In answer your original question, I would have offered this regex:
\b[A-Z][a-z]+\b(?=[^{}]*})
The last part is a positive lookahead; it notes the current match position, tries to match the enclosed subexpression, then returns the match position to where it started. In this case, it starts at the end of the word that was just matched and gobbles up as many characters it can as long as they're not {
or }
. If the next character after that is }
, it means the word is inside a pair of braces, so the lookahead succeeds.
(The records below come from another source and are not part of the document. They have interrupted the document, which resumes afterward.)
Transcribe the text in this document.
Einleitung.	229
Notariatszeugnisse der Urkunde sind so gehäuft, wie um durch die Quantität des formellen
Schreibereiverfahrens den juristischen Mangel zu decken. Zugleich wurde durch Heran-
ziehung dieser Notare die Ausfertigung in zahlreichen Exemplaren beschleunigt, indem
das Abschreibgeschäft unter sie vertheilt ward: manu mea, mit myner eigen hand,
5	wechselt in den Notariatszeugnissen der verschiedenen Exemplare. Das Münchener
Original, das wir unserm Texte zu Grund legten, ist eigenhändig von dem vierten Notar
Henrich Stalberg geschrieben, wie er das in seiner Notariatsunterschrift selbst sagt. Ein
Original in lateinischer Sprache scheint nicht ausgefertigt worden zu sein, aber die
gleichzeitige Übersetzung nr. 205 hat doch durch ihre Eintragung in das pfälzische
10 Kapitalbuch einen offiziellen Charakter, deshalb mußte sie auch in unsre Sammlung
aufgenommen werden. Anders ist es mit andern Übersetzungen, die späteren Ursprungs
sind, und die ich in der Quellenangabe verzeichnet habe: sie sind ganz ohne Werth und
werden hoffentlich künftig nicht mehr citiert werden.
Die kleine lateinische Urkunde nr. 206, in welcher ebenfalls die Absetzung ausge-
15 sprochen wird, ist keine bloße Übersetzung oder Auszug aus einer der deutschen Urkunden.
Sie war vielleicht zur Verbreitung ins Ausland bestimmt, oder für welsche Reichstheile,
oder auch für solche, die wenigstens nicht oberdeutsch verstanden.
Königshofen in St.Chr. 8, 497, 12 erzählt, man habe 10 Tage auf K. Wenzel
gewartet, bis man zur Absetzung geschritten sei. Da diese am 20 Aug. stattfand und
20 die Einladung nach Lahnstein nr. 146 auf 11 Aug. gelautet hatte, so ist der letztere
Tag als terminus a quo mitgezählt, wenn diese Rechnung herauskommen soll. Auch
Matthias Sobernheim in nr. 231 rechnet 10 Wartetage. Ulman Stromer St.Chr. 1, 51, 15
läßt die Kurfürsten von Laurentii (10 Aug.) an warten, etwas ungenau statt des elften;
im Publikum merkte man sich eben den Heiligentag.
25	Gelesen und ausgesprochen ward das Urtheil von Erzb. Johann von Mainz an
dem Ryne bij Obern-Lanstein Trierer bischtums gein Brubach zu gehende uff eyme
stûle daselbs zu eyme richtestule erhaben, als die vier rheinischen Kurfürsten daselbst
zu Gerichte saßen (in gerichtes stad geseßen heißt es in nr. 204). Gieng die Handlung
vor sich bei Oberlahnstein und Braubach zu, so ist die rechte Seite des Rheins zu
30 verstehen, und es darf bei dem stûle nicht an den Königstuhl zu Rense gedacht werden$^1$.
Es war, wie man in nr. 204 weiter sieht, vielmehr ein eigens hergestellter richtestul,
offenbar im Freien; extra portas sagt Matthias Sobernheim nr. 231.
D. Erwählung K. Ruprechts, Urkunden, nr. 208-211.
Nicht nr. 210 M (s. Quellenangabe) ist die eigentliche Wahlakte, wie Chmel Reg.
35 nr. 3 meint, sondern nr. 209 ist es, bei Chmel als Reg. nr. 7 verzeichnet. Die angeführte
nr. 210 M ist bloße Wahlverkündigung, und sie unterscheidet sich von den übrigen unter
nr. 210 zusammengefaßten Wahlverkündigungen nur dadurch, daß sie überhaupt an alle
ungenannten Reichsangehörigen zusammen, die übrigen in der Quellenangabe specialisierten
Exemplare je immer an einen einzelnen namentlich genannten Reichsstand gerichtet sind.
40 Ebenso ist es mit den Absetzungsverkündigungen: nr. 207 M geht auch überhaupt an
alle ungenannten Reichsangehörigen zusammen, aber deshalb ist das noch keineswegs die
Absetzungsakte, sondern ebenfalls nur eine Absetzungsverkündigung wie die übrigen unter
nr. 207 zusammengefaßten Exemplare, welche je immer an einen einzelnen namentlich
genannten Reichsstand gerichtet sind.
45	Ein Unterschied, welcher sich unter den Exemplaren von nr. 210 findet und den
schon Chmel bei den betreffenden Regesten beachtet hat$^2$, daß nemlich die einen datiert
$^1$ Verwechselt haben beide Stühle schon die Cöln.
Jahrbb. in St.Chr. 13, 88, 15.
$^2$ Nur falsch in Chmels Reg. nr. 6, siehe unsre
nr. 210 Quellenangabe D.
If the next character is {
, or if there's no next character because it's at the end of the string, the lookahead fails and the regex engine moves on to try the next word.
Unfortunately, that won't work because (as you mentioned in a comment) the braces may be nested. Matching any kind of nested or recursive structure is fundamentally incompatible with the way regexes work. Many regex flavors offer that capability anyway, but they tend to go about it in wildly different ways, and it's always ugly. Here's how I would do this in C#, using Balanced Groups:
Regex r = new Regex(@"
\b[A-Z][a-z]+\b
(?!
(?>
[^{}]+
|
{ (?<Open>)
|
} (?<-Open>)
)*
$
(?(Open)(?!))
)", RegexOptions.ExplicitCapture | RegexOptions.IgnorePatternWhitespace);
string s = "testa Testb { Test1 Testc testd 1Test } Teste { Testf {testg Testh} testi } Testj";
foreach (Match m in r.Matches(s))
{
Console.WriteLine(m.Value);
}
output:
Testc
Testf
Testh
I'm still using a lookahead, but this time I'm using the group named Open
as a counter to keep track of the number of opening braces relative to the number of closing braces. If the word currently under consideration is not enclosed in braces, then by the time the lookahead reaches the end of the string ($
), the value of Open
will be zero. Otherwise, whether it's positive or negative, the conditional construct - (?(Open)(?!))
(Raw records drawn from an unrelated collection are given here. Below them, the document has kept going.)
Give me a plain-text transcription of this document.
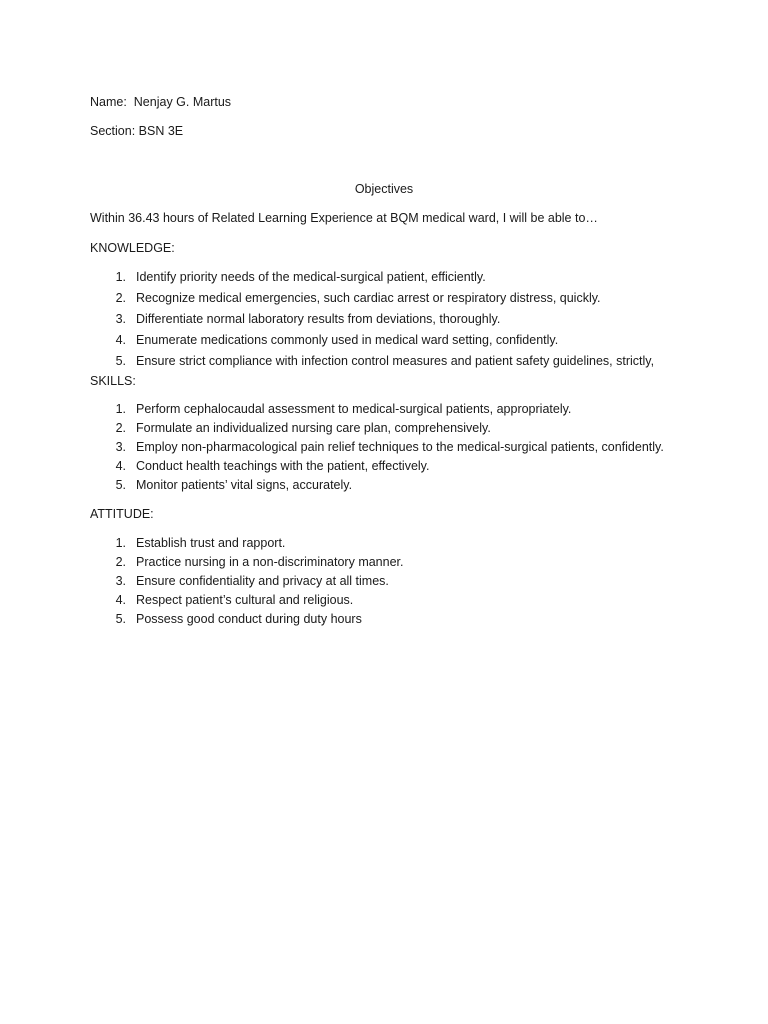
Name: Nenjay G. Martus
Section: BSN 3E
Objectives
Within 36.43 hours of Related Learning Experience at BQM medical ward, I will be able to…
KNOWLEDGE:
1. Identify priority needs of the medical-surgical patient, efficiently.
2. Recognize medical emergencies, such cardiac arrest or respiratory distress, quickly.
3. Differentiate normal laboratory results from deviations, thoroughly.
4. Enumerate medications commonly used in medical ward setting, confidently.
5. Ensure strict compliance with infection control measures and patient safety guidelines, strictly,
SKILLS:
1. Perform cephalocaudal assessment to medical-surgical patients, appropriately.
2. Formulate an individualized nursing care plan, comprehensively.
3. Employ non-pharmacological pain relief techniques to the medical-surgical patients, confidently.
4. Conduct health teachings with the patient, effectively.
5. Monitor patients’ vital signs, accurately.
ATTITUDE:
1. Establish trust and rapport.
2. Practice nursing in a non-discriminatory manner.
3. Ensure confidentiality and privacy at all times.
4. Respect patient’s cultural and religious.
5. Possess good conduct during duty hours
- will interpret it as "true" and try to try to match (?!)
. That's a negative lookahead for nothing, which is guaranteed to fail; it's always possible to match nothing.
Nested or not, there's no need to use a lookbehind; a lookahead is sufficient. Most flavors place such severe restrictions on lookbehinds that nobody would even think to try using them for a job like this. .NET has no such restrictions, so you could do this in a lookbehind, but it wouldn't make much sense. Why do all that work when the other conditions--uppercase first letter, no digits, etc--are so much cheaper to test?